I am a Western-trained conservation scientist and current PhD candidate at the University of Victoria, grateful for my many opportunities to collaborate with the amazing folks at the Centre for Indigenous Fisheries. My early research experiences around the globe exposed me to the complexities of interrelated social and ecological systems and motivated me to delve into conservation science that recognizes humans’ important and inherent role in global ecosystems, engages communities directly in conservation and supports Indigenous Nations and individuals reasserting their knowledge and rights. My MSc work at the University of Victoria bridged Indigenous knowledge and ecological science through a community-engaged, Indigenous-led approach to conservation in partnership with Central Coast First Nations in their territories.

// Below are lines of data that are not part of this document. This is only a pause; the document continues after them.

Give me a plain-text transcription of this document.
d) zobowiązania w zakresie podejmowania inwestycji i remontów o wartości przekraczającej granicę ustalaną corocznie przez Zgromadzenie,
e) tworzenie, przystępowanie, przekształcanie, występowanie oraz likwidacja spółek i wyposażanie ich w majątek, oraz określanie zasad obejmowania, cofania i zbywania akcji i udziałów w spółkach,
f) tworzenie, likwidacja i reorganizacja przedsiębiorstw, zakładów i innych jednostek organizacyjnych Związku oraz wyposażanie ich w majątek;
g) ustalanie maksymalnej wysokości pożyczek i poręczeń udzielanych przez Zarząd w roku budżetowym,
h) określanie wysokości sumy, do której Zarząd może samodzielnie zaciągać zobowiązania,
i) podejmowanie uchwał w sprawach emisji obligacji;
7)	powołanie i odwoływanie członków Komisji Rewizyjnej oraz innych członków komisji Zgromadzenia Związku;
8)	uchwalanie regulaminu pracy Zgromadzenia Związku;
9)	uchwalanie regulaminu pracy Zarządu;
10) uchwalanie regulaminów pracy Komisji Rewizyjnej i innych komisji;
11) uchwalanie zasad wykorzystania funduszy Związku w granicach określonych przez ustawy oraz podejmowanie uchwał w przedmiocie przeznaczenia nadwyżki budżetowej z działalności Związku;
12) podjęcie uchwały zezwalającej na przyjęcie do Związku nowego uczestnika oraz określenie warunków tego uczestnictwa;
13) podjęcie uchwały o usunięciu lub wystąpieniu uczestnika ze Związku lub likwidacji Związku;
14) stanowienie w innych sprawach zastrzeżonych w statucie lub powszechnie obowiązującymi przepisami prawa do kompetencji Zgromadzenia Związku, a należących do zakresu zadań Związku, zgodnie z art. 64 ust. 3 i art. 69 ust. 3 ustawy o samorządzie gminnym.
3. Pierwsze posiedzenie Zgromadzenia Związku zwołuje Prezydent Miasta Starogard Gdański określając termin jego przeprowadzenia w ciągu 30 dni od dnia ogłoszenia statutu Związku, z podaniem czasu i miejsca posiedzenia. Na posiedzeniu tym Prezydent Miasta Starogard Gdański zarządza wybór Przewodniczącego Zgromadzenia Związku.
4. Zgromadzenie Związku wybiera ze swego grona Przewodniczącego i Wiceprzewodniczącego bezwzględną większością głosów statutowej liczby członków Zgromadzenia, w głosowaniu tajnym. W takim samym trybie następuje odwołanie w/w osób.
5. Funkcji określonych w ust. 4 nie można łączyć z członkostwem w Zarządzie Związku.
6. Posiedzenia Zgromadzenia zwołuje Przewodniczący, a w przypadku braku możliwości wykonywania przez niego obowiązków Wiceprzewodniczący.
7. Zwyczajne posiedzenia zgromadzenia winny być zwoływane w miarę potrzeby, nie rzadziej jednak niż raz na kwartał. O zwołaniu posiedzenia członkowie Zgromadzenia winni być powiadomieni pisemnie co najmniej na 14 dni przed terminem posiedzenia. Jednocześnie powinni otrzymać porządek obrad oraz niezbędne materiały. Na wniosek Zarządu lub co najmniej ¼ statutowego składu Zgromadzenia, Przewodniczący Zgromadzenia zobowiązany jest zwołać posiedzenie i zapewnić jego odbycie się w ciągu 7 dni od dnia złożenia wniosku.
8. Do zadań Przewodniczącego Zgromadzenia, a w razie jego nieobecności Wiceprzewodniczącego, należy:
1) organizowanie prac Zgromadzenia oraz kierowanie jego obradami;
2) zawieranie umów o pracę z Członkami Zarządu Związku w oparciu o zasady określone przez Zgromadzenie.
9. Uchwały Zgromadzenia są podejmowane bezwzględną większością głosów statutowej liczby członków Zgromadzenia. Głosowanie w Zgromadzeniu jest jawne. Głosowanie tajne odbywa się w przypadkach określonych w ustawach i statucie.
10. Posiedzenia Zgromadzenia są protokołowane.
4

I began my PhD in 2017. My current research interests include: the intersections of Indigenous and Western sciences, Canadian environmental policy and the role human values play in our relationships with wildlife and, ultimately, conservation conflicts and collaborative ways to transform them. Using my growing expertise in both Western social and ecological sciences, and alongside friends, communities, and scholars - I aim to engage in research and storytelling that resituates Western science as one of many ways of knowing, confronts colonization and inequity, and contributes meaningfully to my relationships and to a better, kinder world. I am thrilled to partner with Dr. Andrea Reid and other Centre members on a variety of research, including research documenting the over-criminalization of Indigenous fishers in their territories and Indigenous perspectives on just futures.